The expression "to differentiate with respect to another function" might be misleading. Moreover, I do not believe this is "functional derivation", which relates to functionals, a map from functions to scalars, not functions. What is being done really, is to differentiate with respect to a transformed variable, very similar to variables change for integration.
Let me clarify with an example, $f(x) = x^2$, $f'(x) = 2x$.
The derivative with respect to a transformed variable $w(x)$ is given by the chain rule
$$ \frac{\mathrm{d}f}{\mathrm{d}w} = \frac{\mathrm{d}f}{\mathrm{d}x} \frac{\mathrm{d}x}{\mathrm{d}w}= \frac{f'}{w'}$$
A simple yet revealing case is maybe $w(x) = x^2$, so that $f = w$.
The formula above tells us it is $1$. It sounds reasonable, like the derivative of $z(x) = x$ $$\frac{\mathrm{d}z}{\mathrm{d}x}=\frac{\mathrm{d}x}{\mathrm{d}x}.$$
This can be interpreted by taking the graph of $f(x) = x^2$, and transforming the horizontal axis according to the transformation $w(x)$.

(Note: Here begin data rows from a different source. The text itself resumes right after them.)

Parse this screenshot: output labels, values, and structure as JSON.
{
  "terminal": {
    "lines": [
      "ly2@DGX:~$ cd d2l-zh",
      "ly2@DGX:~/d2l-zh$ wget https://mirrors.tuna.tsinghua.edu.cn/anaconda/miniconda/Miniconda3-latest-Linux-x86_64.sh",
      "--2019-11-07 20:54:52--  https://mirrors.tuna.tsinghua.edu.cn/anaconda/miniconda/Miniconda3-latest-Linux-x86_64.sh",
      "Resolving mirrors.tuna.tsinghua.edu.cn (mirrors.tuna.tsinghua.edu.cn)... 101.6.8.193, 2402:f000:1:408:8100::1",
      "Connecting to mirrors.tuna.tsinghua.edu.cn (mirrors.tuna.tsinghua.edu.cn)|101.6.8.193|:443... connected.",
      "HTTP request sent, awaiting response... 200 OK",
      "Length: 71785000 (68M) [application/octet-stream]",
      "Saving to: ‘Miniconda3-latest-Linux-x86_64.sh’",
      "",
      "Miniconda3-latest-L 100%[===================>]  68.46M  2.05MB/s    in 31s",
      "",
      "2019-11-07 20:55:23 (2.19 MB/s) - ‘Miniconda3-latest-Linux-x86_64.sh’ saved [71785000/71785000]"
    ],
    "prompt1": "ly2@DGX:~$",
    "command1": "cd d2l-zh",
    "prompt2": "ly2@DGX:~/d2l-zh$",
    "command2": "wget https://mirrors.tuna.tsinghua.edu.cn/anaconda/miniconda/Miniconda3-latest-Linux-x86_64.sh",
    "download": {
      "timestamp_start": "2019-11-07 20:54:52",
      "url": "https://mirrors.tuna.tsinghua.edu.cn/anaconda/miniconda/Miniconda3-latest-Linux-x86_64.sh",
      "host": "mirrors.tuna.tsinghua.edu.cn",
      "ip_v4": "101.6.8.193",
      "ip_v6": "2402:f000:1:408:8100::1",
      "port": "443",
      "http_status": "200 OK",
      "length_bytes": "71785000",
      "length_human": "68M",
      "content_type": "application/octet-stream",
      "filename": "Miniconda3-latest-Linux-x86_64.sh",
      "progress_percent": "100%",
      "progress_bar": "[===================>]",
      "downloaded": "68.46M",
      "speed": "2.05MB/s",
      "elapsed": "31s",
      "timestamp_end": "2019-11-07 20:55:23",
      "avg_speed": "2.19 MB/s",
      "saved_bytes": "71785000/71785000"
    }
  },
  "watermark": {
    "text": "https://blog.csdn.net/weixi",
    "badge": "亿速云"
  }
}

One then gets a straight line, of unitary slope, in accordance with the value of the derivative given by the formula above, or the derivative of $z$.
One more example, differentiate $f(x) = x^3$ with respect to $w(x)=x^2$. The formula above yields $ \frac{3}{2}x$.
Let us check directly by transforming the $x$-axis to the new variable $x' = x^2$, and hence $x^3 = x' \cdot \sqrt{x'} $, now we derive with respect to $x'$ and obtain $$ \frac{\mathrm{d}f}{\mathrm{d}x'} = \frac{3}{2} \sqrt{x'},$$ and once we transform back from $x'$ to $x$ we confirm the result given by the formula.
Hope it gives some hints. One can perfectly think about it in terms of slopes, once the correct "stretching" of the $x$-axis is made.